La vision négative des patients hospitalisés sur leur séjour serait apparemment étroitement liée au manque de personnel infirmier. C'est du moins ce que montre une étude britannique de grande ampleur publiée dans la revue the BMJ Open.
Les travaux, menés par des chercheurs des universités de Pennsylvanie, de Southampton et du King's College de Londres, dévoilent que 60 % des patients sur les 66 348 interrogés trouvent que les infirmiers disponibles pour leur prodiguer des soins n'étaient pas assez nombreux. Pire encore, un répondant sur dix, seulement, estime que le personnel infirmier était suffisant durant son séjour à l'hôpital.
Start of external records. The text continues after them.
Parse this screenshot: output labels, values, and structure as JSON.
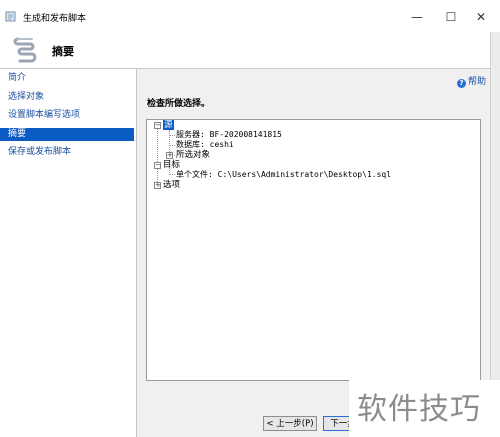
{
  "window": {
    "title": "生成和发布脚本",
    "minimize_glyph": "—",
    "maximize_glyph": "☐",
    "close_glyph": "✕"
  },
  "header": {
    "title": "摘要",
    "icon": "script-scroll-icon"
  },
  "sidebar": {
    "items": [
      {
        "label": "简介",
        "selected": false
      },
      {
        "label": "选择对象",
        "selected": false
      },
      {
        "label": "设置脚本编写选项",
        "selected": false
      },
      {
        "label": "摘要",
        "selected": true
      },
      {
        "label": "保存或发布脚本",
        "selected": false
      }
    ]
  },
  "main": {
    "help_label": "帮助",
    "help_icon": "help-icon",
    "section_title": "检查所做选择。",
    "tree": {
      "source": "源",
      "server": "服务器: BF-202008141815",
      "database": "数据库: ceshi",
      "selected_objects": "所选对象",
      "target": "目标",
      "single_file": "单个文件: C:\\Users\\Administrator\\Desktop\\1.sql",
      "options": "选项"
    }
  },
  "buttons": {
    "prev": "< 上一步(P)",
    "next": "下一步"
  },
  "watermark": {
    "text": "软件技巧"
  },
  "colors": {
    "selection": "#0a5bc4",
    "link": "#1a4fa0"
  }
}
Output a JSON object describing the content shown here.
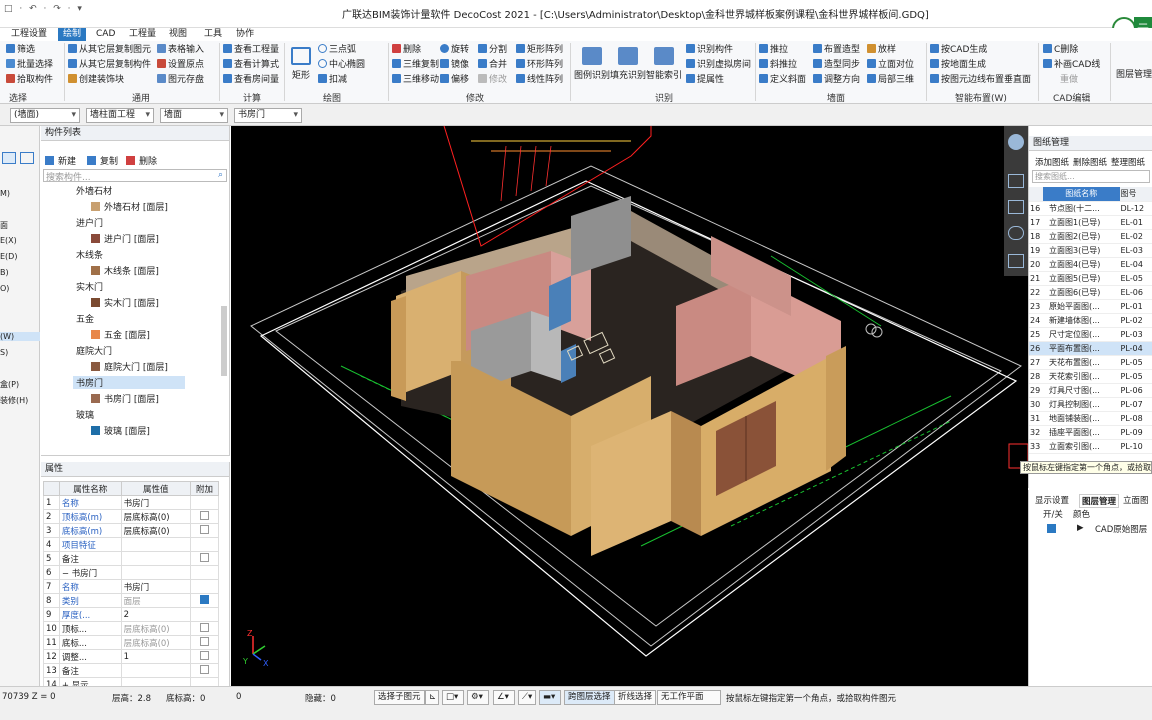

Si, à présent, on questionne les patients sur leur niveau de satisfaction, on remarque une forte corrélation entre leurs réponses et le nombre d'infirmiers en poste. En effet, seulement 14 % des sondés, parmi ceux qui trouvaient que le personnel paramédical était insuffisant, ont jugé les soins excellents contre 57 % chez ceux qui, à l'inverse, pensaient que le nombre d'infirmiers en service était normal. L'argument souvent répété comme quoi les déficits de qualité dans les hôpitaux sont dus à des infirmiers indifférents face aux patients est démenti par les résultats de l'enquête
, souligne le Dr Linda Aiken, un des auteurs. Au contraire, selon la spécialiste, les patients apprécient tellement les infirmières que, lorsque celles-ci manquent, les évaluations globales des patients sur leurs hôpitaux diminuent fortement
.
Une grande étude qui révèle une grande variation dans les effectifs
Il s'agit d'une étude à grande échelle, ses résultats se basant sur un grand nombre de données recueillies lors de l'enquête NHS 2010 qui regroupe un échantillon de 46 hôpitaux et contient les informations relatives de près de 3000 infirmiers. Ces chiffres révèlent, par ailleurs, que la charge de travail des professionnels de santé varie de 5,6 patients chacun à pas moins de 11,6 sur les 46 établissements. Sans surprise, quand les chercheurs ont calculé la probabilité que les patients jugent le nombre de soignants adéquat : il s'est avéré que celle-ci était 40 % inférieure lorsqu'on compte un infirmier pour 10 patients par rapport aux hôpitaux où un soignant s'occupe de 6 personnes. Les disparités des effectifs infirmiers sont énormes dans les hôpitaux NHS. Quand il n'y a pas assez de professionnels, des choses manquent, les patients le remarquent, et cela affecte leur confiance dans la qualité de l'établissement comme des soins qu'ils reçoivent
, suggère le Pr Peter Griffiths, de l'université de Southampton.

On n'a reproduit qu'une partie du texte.